Once again, the Securities and Exchange Commission (SEC) has embarrassed itself. Last week it let off the hook two hotshot former Wall Street hedge-fund managers who lost a bundle for the investors trusting them to manage their money responsibly.

Instead of going to court on February 13 and laying bear the sordid facts for a jury, at the last minute the SEC settled a civil suit against Ralph Cioffi and Matthew Tannin of the now defunct Bear Stearns.

These were the hedge-fund managers who five years ago loaded up their two funds with billions of dollars of lousy mortgage-backed securities and collateralised-debt obligations, leveraged them to the hilt and, when the market for the securities soured in July 2007, liquidated the funds.

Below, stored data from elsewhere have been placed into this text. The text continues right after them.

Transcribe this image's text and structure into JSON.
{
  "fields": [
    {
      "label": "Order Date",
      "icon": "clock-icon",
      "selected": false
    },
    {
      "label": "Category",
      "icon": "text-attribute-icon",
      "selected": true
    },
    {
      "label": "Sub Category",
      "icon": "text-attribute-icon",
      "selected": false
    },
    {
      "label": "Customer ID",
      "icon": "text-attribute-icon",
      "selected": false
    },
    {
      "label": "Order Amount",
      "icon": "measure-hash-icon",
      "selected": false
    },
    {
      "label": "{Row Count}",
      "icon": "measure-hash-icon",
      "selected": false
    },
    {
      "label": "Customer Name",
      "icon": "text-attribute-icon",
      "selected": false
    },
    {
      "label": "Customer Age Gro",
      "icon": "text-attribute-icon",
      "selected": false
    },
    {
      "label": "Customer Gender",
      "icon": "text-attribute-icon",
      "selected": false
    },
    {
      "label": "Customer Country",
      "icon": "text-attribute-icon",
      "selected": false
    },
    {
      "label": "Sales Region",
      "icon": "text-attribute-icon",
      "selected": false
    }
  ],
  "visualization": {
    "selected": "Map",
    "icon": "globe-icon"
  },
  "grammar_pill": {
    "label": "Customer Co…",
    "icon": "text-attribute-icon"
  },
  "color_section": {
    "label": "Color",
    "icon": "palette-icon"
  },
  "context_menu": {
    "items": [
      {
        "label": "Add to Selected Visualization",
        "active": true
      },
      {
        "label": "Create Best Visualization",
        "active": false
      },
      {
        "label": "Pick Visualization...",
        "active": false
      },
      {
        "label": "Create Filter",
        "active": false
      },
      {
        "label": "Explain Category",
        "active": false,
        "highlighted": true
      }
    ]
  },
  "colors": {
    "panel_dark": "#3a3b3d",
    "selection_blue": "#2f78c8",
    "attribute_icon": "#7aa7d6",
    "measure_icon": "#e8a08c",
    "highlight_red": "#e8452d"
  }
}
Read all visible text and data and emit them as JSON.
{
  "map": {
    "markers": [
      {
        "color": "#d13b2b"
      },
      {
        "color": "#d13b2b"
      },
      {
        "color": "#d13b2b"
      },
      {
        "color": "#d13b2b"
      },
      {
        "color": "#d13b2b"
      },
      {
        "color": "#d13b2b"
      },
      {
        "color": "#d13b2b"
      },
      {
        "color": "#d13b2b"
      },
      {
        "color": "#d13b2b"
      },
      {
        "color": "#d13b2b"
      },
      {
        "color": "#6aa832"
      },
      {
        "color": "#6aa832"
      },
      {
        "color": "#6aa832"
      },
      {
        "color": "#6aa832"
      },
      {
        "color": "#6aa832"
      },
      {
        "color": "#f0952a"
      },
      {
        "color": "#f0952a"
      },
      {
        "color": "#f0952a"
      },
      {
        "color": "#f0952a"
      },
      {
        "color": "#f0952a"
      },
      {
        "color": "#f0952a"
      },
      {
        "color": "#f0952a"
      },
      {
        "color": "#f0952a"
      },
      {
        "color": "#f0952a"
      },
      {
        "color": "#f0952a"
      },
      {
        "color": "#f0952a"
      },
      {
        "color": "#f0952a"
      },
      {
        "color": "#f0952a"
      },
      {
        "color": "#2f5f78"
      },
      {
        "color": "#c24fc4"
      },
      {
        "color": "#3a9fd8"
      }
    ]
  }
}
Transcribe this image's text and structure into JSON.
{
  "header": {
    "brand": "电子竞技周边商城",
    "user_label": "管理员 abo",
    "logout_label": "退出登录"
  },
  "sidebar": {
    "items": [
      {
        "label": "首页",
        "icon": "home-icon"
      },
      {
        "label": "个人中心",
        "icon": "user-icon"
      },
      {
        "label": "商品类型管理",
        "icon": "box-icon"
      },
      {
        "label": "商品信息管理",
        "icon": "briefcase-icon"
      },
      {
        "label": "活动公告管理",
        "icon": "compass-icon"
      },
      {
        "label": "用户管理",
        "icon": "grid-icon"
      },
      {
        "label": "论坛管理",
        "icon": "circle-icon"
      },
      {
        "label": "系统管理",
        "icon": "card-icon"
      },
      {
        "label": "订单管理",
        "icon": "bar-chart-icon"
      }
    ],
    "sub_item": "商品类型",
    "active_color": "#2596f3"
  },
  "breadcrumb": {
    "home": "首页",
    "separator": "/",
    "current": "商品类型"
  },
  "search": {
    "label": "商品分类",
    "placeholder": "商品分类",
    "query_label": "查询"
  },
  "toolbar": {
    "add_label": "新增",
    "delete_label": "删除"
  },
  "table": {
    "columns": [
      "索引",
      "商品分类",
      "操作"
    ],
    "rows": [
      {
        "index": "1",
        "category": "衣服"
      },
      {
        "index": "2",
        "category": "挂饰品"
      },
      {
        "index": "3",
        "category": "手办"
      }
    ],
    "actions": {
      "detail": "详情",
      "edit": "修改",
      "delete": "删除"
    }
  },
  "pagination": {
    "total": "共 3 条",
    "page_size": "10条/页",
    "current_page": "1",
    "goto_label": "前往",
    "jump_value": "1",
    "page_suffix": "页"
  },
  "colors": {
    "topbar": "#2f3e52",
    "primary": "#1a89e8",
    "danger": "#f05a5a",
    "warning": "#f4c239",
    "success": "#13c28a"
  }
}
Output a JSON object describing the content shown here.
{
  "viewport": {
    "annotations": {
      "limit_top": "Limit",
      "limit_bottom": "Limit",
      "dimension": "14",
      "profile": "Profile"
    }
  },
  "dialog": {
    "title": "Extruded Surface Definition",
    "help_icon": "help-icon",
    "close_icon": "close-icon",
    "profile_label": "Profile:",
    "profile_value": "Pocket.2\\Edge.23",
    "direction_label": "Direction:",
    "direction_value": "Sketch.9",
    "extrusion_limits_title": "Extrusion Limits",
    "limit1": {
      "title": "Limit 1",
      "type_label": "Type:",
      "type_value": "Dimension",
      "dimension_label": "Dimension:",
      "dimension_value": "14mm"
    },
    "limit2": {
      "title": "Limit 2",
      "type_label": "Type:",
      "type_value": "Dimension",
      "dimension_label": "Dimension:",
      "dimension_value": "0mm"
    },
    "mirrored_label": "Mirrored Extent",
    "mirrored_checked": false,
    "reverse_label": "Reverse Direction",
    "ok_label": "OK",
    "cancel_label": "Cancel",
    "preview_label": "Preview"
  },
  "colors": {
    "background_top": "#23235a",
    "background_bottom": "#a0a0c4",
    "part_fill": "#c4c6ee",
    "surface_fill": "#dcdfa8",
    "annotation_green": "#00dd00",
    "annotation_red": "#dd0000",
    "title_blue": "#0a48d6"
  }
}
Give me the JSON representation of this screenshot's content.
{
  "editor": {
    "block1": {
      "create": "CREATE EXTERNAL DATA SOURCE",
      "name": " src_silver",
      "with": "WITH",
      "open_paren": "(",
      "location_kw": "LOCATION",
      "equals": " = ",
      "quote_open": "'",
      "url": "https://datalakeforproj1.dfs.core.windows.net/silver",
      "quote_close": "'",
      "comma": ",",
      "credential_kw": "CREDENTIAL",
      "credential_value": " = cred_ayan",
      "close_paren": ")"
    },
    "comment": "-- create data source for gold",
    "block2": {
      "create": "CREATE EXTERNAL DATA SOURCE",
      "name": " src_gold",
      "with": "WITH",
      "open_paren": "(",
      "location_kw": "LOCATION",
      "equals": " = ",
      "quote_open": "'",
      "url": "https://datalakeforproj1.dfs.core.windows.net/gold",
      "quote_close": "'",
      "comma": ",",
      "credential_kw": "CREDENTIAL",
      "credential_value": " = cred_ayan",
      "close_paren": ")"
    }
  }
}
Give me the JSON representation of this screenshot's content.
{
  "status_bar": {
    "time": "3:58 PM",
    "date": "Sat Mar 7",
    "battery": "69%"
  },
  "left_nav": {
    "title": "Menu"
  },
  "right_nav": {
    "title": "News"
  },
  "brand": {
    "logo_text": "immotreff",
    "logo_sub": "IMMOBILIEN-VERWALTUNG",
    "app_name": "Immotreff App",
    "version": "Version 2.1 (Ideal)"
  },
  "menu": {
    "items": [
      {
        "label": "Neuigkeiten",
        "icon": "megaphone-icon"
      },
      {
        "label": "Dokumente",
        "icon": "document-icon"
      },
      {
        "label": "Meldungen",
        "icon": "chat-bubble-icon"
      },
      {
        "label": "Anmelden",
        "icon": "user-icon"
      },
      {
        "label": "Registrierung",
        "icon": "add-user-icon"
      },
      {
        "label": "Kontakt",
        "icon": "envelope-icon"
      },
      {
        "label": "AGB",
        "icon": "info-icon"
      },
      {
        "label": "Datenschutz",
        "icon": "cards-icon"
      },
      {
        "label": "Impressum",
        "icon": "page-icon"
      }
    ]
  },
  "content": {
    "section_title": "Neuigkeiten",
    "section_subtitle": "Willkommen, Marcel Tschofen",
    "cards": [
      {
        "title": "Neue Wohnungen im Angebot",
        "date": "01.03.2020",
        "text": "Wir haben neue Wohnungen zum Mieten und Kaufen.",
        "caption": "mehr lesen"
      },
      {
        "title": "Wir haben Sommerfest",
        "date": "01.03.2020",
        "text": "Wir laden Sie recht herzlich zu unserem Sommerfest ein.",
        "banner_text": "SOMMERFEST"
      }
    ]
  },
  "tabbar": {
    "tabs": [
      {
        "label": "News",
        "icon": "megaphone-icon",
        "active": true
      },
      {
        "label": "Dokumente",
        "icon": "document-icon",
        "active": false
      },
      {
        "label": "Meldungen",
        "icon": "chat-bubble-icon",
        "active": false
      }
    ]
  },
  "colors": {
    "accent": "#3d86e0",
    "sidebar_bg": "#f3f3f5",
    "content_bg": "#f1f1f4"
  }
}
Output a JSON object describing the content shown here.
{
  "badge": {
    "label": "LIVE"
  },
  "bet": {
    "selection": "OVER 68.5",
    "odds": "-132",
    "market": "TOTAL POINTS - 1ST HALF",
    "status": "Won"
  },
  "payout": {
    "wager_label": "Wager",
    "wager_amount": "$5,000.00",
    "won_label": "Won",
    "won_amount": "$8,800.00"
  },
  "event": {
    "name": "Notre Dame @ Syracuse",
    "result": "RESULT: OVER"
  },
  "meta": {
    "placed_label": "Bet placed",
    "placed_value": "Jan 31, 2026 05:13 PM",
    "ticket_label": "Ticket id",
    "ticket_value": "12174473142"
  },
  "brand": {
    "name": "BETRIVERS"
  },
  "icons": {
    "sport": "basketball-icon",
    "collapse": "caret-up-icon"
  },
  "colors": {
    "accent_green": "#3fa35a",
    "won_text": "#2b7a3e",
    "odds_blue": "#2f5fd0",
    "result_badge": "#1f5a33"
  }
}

According to the SEC's 2008 civil complaint against the men, the collapse of the funds cost investors at least $1.6 billion. These problems were among the very first indications that serious trouble was looming in the housing market and securities tied to it. The liquidation of the two funds led to the effective bankruptcy of Bear Stearns itself in March 2008 and the subsequent financial crisis that nearly wiped Wall Street off the face of the earth.

But the price the SEC extracted from Cioffi and Tannin as part of a settlement — after previously telling the court it intended to go to trial — was a mere pittance, "chump change," according to the judge in Brooklyn overseeing the case.

Victory for lawyers

Cioffi, who made $22 million (Dh80.78 million) in 2005 and 2006 at Bear Stearns, will pay $800,000 and agree to a three-year ban from the securities industry. Tannin, who was paid $4.4 million in his last two years at Bear, will pay $250,000 and agree to a two-year ban. Neither has to admit to wrongdoing.

In combination with their November 2009 jury acquittal on criminal charges in federal court, the SEC civil settlement provides a major victory for the defendants' attorneys, Hughes Hubbard & Reed LLP (for Cioffi) and Brune & Richard LLP (for Tannin). The American public, on the other hand, is left with the trillion-dollar bill.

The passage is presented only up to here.